A new infrared process developed by German researchers is helping scientists in Berlin work out where and when pieces of music and art were created.
They do this by searching for the so-called “watermark”, a kind of trademark printed on paper by manufacturers up until the 20th century and visible when held against the light.
The new technique involves the use of infrared light, or thermal radiation. The ink that was frequently used at the time used is transparent under this light, which means you see only the watermark without the ink or paint getting in the way.
“When I put the music sheet on the warm plate, I can see the watermark. I can then record it and send it to the computer. And from this short sequence – just a few seconds long – I look for the image where the watermark is clearest, with the most contrast, but without any ink. That’s how it works,” explains Hagen Immel, researcher at Berlin’s State Library.
Well into the 20th century, all major European paper manufacturers added this watermark to their products. Paper was an important and expensive product, and adding a watermark was a way for paper mills to stamp it – like adding a logo. The watermark images that the camera detects are stored in a database, where documents can be cross referenced.

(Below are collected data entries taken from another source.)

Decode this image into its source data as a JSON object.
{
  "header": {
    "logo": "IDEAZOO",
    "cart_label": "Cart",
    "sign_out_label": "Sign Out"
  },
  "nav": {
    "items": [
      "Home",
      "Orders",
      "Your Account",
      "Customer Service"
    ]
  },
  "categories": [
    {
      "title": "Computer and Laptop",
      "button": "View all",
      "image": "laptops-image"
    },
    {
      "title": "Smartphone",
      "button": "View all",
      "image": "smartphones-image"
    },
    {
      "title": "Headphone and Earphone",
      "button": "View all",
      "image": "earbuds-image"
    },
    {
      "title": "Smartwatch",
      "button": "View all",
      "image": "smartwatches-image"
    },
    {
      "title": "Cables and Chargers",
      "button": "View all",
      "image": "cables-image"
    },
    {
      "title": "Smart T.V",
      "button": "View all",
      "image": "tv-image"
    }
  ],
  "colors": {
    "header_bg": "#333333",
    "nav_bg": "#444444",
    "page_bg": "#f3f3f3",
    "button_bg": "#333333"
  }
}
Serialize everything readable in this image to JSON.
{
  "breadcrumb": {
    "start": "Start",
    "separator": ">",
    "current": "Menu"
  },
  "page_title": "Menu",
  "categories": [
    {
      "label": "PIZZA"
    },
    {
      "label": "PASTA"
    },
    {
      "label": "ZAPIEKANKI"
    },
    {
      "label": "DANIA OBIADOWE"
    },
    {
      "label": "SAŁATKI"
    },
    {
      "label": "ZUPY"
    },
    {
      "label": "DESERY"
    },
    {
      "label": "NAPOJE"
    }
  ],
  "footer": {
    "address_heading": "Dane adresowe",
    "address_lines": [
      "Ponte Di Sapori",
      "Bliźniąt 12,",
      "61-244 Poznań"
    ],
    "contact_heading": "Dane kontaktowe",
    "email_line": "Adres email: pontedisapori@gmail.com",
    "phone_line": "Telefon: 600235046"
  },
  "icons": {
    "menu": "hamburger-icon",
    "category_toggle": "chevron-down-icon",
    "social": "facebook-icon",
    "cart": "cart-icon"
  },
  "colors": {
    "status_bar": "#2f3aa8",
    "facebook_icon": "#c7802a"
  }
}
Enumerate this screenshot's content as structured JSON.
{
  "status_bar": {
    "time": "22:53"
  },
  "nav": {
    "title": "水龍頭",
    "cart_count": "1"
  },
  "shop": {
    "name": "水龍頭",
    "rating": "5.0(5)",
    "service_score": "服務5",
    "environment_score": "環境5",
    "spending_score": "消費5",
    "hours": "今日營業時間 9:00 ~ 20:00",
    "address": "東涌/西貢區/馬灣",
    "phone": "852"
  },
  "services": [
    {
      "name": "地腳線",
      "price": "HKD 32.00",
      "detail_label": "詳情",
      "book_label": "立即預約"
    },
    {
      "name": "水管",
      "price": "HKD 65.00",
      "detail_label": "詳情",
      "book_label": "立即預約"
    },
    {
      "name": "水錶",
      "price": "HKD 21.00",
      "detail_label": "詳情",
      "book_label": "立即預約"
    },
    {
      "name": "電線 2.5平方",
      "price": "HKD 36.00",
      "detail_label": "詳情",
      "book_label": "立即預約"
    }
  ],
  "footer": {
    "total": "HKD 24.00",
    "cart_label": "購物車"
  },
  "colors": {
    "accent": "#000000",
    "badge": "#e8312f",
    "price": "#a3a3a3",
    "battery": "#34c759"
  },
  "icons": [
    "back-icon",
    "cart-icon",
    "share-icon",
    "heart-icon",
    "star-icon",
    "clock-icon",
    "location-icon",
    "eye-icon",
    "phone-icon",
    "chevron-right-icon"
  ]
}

“The watermarks are particularly important when we research handwritten papers, especially to determine the age of the document and find out where it was written. It is much easier to do this when using a watermark,” says Martina Rebmann, head of the music department at Berlin’s State Library.
Developed jointly by scientists at the Fraunhofer Institute and the University of Braunschweig, it’s hoped the technique will help find watermarks in tens of thousands of yet unidenfied artworks.
The team has already successfully dated around 60 sketches associated with Rembrandt.
But it comes at a cost – around 80,000 euros – and the next step is to develop a cheaper, more accessible version.